La tempra chimica del vetro e le sue nuove applicazioni
Il successo e gli sviluppi futuri del vetro temprato chimicamente
Le nuove frontiere della tempra chimica del vetro, dagli smartphone allo spazio
La tempra chimica del vetro è un trattamento sempre più frequentemente adottato nell’industria del vetro, non soltanto nei settori tradizionali come gli schermi touch di cellulari e dispositivi elettronici ma soprattutto per nuove applicazioni d’avanguardia, dalla farmaceutica all’arredamento.
Questo particolare metodo di lavorazione consente il rinforzo meccanico del vetro, ottenendo così un materiale caratterizzato da una maggiore resistenza a rottura e da una minore sensibilità al danneggiamento superficiale. Per quanto ricco di pregi e punti di forza, infatti, il vetro presenta un intrinseco tallone d’Achille: la sua fragilità. Più correttamente, dobbiamo parlare di limitata resistenza meccanica del vetro: una lastra di vetro che potrebbe teoricamente resistere anche sotto l’azione di qualche tonnellata si rompe fatalmente se soggetta a un carico di poche decine di kg.

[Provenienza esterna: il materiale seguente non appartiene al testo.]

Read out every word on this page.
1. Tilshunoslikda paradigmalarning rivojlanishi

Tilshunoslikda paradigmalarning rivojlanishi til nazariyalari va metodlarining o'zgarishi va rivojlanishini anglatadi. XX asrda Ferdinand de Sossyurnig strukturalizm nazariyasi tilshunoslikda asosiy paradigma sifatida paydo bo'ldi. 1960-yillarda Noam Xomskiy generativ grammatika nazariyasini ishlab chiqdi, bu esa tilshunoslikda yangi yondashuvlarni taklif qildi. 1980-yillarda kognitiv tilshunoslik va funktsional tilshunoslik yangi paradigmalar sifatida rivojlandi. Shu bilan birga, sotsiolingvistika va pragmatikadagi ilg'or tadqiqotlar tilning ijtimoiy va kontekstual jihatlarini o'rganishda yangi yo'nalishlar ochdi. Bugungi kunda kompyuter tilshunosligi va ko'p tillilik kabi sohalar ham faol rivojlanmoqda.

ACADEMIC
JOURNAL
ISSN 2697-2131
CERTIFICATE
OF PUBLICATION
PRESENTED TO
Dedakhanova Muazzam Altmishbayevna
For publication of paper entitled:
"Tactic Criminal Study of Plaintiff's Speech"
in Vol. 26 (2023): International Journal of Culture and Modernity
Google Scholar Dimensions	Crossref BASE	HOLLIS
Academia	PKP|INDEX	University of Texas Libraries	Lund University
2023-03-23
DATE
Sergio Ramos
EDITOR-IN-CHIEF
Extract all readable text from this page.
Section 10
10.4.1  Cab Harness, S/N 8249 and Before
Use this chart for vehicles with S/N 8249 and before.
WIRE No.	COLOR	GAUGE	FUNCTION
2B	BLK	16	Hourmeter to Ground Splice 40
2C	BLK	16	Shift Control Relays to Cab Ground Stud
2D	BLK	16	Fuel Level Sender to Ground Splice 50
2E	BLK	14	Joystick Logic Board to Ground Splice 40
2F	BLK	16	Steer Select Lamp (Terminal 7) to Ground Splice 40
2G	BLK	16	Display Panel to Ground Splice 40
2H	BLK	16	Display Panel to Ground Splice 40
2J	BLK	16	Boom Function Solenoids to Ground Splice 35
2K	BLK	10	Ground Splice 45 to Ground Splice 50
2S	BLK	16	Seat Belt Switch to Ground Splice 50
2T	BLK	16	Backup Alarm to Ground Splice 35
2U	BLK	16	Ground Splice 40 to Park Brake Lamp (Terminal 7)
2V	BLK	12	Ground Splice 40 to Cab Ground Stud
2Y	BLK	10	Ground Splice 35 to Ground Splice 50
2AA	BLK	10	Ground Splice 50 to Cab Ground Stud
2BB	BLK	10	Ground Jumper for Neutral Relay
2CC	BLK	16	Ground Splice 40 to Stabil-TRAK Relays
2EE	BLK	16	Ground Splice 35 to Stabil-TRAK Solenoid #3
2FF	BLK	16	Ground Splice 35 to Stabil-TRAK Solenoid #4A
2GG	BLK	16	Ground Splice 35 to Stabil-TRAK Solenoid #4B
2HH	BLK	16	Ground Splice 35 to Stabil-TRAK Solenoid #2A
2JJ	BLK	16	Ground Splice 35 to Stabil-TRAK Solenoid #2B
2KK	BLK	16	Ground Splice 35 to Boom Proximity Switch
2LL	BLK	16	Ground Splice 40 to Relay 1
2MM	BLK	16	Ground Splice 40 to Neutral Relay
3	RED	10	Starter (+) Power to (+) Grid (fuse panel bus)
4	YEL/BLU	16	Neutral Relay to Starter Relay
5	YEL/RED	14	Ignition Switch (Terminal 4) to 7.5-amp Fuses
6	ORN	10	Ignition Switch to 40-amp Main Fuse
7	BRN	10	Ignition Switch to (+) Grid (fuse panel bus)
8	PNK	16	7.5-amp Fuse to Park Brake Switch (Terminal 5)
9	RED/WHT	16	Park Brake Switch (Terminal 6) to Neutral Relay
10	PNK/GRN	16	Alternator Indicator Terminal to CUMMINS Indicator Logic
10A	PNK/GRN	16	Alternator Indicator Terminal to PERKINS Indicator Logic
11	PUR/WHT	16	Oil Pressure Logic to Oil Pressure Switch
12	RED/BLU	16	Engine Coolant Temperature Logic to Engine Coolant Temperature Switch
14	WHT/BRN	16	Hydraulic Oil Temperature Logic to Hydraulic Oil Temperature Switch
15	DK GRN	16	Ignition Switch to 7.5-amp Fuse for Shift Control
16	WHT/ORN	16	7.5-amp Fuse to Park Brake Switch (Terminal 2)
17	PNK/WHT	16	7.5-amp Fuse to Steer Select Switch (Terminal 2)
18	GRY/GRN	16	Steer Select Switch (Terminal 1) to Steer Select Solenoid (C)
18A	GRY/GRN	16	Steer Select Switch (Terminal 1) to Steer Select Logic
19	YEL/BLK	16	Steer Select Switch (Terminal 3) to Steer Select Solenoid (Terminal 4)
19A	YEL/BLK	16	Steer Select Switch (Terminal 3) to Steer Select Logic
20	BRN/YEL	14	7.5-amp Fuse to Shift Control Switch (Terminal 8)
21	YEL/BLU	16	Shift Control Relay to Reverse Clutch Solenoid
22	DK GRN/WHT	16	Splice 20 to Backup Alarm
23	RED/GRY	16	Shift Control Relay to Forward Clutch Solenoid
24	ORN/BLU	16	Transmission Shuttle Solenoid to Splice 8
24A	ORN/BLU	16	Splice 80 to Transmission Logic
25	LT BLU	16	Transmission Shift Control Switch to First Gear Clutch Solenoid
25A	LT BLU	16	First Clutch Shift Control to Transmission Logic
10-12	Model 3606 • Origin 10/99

Questo perché il vetro è un materiale con una struttura che difficilmente può manifestare fenomeni di deformazione plastica, come accade invece ai metalli o ai polimeri, ma che può essere indebolita dai difetti superficiali dovuti ai processi di trasformazione e all’uso: piccole fessure, abrasioni, solchi, tagli generati dal contatto con altri oggetti o semplicemente dal pulviscolo atmosferico minano la resistenza del materiale.
Il processo di tempra chimica viene applicato proprio per generare uno stato di sforzo residuo di compressione negli strati superficiali del vetro, allo scopo di limitare l’effetto negativo di tali difetti.
Come funziona la tempra chimica
Per spiegare il funzionamento del processo di tempra chimica del vetro non c’è nessuno meglio del Professore Vincenzo Maria Sglavo, Ordinario presso il Dipartimento di Ingegneria Industriale dell’Università di Trento dove insegna Scienza e tecnologia del vetro: una vera e propria autorità nel settore, che opera all’interno del Laboratorio Vetri e ceramici dell’Università considerato un’eccellenza a livello mondiale.
«La tempra chimica si bassa su un processo di scambio ionico attuato a temperature inferiori a quella di transizione vetrosa del materiale – spiega il Professor Sglavo -. In pratica, quando un oggetto in vetro contenente nella propria composizione ioni alcalini (sodio, soprattutto, e in alcuni casi litio) viene immerso in un sale fuso tipo il nitrato di potassio (o di sodio se il vetro contiene litio), si attiva uno scambio tra gli ioni alcalini presenti negli strati superficiali del vetro e gli ioni del potassio presente nel sale fuso. Siccome però il potassio ha una dimensione maggiore del sodio e soprattutto del litio, la struttura del vetro risulta “rigonfiata” e quindi, a seguito del successivo raffreddamento, tenuto conto che il cuore del componente rimane invariato, gli strati superficiali si vengono a trovare in uno stato di forte compressione residua. Il processo è tipicamente condotto a temperature tra 400° e 500° C a seconda della temperatura di transizione del vetro, per tempi di immersione variabili da qualche ora ad un paio di giorni».
A livello industriale il sale fuso è racchiuso in vasche di acciaio inossidabile poste all’interno di un forno di tempra chimica, così da controllarne la temperatura, mentre gli oggetti in vetro sono disposti in ceste o rastrelliere sempre in acciaio inox, che vengono calate nelle vasche e qui lasciate per il tempo programmato. Al termine del processo le ceste o rastrelliere sono sollevate per far sgocciolare il sale fuso residuo ed essere raffreddate il più uniformemente e lentamente possibile. I componenti in vetro temprato chimicamente vengono poi raccolti, lavati delicatamente con acqua e asciugati.